かりん一首鑑賞2020年1月号

  寒い朝毛布に潜ったときのよう汚泥に埋もれた鼠の死骸は 川島結佳子「かりん」2020年1月号

 二〇二〇年から一か月に一回「かりん」より一首選んで一首鑑賞をしようと思う。一年で十二首と少ないが、地道にこつこつ紹介していきたい。さて、今月は『感傷ストーブ』批評会を控えている川島さんの作品。

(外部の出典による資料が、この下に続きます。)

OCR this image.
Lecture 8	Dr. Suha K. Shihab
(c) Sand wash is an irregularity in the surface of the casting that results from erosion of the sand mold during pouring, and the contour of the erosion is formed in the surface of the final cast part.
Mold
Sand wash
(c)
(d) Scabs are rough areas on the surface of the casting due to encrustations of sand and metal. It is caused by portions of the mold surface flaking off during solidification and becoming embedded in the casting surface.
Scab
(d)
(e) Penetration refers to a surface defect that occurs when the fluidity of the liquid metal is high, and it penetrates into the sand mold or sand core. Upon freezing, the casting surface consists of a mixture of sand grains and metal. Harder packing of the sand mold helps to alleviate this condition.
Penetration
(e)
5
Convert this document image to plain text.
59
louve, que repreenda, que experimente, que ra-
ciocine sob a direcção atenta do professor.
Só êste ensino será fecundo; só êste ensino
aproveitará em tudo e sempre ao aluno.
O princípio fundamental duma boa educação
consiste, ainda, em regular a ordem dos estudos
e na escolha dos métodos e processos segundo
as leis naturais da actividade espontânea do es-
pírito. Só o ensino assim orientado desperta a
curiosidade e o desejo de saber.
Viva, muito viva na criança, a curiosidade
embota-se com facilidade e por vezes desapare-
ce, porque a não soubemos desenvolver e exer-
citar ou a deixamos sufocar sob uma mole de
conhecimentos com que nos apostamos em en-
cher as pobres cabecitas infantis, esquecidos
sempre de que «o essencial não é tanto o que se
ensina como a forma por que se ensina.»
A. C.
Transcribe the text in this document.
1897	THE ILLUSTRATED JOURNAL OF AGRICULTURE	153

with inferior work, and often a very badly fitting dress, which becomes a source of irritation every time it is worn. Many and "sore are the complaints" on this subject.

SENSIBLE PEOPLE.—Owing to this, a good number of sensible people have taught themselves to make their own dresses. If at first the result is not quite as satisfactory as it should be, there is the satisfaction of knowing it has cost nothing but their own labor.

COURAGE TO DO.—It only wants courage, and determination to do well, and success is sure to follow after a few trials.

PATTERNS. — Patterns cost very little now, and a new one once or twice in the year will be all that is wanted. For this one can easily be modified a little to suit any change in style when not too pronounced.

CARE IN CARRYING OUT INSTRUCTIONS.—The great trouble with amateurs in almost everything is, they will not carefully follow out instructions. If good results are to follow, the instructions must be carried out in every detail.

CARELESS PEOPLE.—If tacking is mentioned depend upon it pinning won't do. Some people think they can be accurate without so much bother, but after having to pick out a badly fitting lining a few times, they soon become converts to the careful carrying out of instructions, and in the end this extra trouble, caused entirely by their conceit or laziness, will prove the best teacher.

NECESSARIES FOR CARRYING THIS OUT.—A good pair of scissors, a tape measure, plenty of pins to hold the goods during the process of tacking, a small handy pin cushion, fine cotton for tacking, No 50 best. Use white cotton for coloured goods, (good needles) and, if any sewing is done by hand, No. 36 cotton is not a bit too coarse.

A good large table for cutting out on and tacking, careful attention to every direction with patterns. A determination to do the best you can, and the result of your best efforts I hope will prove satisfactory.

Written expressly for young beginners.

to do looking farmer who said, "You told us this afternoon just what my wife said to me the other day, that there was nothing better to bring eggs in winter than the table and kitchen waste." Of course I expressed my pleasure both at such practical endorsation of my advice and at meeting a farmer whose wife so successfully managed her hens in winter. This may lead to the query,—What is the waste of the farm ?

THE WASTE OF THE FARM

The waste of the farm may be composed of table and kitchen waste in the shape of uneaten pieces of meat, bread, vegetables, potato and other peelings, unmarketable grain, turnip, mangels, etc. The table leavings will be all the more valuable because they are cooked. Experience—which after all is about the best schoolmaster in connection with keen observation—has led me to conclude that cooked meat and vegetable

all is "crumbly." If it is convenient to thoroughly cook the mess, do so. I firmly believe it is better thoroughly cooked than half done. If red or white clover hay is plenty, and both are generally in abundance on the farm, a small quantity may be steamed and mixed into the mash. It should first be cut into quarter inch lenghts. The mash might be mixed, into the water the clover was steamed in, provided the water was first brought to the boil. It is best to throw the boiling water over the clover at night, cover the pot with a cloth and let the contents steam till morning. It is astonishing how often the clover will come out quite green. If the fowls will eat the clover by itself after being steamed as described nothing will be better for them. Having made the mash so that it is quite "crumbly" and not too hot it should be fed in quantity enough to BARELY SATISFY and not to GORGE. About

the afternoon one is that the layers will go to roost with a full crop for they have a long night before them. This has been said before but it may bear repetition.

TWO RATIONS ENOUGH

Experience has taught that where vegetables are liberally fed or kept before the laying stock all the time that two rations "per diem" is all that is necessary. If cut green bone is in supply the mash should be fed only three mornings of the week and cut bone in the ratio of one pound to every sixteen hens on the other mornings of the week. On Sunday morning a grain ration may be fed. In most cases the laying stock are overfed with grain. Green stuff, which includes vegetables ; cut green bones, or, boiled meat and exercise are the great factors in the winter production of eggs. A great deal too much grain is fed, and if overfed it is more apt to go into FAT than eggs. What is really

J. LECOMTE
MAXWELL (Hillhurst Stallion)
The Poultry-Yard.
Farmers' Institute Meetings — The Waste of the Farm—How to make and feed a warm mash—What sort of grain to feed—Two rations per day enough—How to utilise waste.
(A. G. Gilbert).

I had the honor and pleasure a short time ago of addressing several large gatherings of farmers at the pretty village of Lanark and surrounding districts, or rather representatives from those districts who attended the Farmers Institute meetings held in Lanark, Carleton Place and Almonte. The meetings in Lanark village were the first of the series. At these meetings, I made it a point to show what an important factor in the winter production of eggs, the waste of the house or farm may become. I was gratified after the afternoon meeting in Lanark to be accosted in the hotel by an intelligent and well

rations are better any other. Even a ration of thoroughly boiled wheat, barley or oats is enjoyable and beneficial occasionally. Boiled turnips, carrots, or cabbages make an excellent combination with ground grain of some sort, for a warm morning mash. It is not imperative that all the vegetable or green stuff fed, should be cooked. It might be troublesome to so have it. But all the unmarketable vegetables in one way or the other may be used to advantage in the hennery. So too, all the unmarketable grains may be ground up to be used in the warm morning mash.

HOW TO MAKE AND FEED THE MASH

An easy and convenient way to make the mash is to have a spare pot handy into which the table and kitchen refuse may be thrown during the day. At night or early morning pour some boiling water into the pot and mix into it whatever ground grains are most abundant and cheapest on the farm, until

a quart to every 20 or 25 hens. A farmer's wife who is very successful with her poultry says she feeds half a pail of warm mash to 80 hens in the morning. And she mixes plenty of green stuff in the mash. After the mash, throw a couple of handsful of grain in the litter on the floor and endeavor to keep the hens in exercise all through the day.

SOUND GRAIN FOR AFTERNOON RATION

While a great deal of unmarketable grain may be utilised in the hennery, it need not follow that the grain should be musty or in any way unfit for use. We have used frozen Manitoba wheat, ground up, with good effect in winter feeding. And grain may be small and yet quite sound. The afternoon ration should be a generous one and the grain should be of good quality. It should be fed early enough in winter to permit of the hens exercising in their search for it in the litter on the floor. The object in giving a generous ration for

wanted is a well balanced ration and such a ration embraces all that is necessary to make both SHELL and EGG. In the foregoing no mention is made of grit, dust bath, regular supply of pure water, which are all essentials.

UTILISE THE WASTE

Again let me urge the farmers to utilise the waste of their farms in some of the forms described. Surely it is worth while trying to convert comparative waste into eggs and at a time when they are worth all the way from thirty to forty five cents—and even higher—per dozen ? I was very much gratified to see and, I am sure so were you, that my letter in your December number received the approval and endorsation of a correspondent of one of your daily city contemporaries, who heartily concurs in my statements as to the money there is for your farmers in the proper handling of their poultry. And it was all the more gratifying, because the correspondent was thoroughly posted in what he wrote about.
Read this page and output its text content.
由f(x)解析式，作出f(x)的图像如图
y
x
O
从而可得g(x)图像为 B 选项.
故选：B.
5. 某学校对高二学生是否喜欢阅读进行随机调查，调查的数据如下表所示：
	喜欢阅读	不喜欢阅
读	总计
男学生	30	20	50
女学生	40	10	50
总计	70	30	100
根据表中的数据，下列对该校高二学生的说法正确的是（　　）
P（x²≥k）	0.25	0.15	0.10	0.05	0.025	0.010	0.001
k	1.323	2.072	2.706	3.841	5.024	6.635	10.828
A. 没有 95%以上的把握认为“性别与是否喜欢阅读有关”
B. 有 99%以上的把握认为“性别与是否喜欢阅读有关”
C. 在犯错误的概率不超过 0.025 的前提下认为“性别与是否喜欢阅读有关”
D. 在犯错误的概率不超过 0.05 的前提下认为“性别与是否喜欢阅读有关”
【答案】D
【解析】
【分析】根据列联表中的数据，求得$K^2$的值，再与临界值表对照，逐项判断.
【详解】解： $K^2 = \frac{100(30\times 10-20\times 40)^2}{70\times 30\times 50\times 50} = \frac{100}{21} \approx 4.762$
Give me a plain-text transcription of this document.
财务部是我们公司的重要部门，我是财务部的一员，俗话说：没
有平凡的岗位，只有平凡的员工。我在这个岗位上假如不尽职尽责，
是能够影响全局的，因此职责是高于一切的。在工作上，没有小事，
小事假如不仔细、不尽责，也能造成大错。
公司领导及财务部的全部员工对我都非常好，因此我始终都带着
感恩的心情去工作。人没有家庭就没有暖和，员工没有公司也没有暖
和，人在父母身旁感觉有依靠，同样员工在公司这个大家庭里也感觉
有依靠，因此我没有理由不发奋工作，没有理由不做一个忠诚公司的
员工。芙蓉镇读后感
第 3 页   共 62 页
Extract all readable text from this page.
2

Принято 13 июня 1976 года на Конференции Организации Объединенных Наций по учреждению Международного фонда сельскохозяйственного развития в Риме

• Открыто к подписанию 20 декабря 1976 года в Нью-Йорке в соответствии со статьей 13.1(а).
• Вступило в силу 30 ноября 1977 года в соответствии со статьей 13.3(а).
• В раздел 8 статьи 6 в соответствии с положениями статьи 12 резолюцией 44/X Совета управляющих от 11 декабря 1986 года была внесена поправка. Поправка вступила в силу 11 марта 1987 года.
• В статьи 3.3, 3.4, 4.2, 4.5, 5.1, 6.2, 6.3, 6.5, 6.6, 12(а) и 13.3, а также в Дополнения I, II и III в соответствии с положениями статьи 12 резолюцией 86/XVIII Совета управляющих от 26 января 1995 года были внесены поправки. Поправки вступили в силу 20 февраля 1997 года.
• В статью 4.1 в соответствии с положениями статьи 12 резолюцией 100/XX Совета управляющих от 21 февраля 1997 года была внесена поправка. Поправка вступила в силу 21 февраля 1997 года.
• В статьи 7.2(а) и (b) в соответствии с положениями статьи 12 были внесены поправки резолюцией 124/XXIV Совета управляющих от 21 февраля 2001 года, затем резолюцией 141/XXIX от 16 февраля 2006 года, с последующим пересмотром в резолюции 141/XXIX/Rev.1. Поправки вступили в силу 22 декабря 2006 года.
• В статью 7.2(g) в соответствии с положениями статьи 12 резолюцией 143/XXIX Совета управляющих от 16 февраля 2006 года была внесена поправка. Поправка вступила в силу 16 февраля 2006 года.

 二〇一九年は台風・豪雨災害に日本全体が見舞われた。床上浸水や河川の氾濫がのおそれが都市部にリアルに伝わったのは、筆者が生まれて初めてのことではないかと思う。引用歌はそんな年に詠まれた歌である。上句の比喩で鼠の死骸の有様を説明しているのだが、死骸の無残さや被害の憂いといったものではないのが印象的だ。寒い朝というのが爽やかな入りであるし、韻律においても、初句で呼吸を置き、二句目には促音があり軽やかである。寒い朝に毛布に潜るときは仕事に行きたくなかったり二度寝したかったりと言い分はあるが、つまるところ温かいところに身を置きたいのだ。そして丸くなる姿勢と、ライナスの毛布というように毛布の道具だてが幼児退行的でもある。鼠の死骸はそのようなほかほかの状態のようであるという歌であると読める。おそらく、冷え切った鼠の死骸をみて、せめて比喩のなかで温かくしていてほしいという挽歌なのであろう。鼠の悲惨さを直接的に表現するより、弔う気持ちが引き立っているように思える。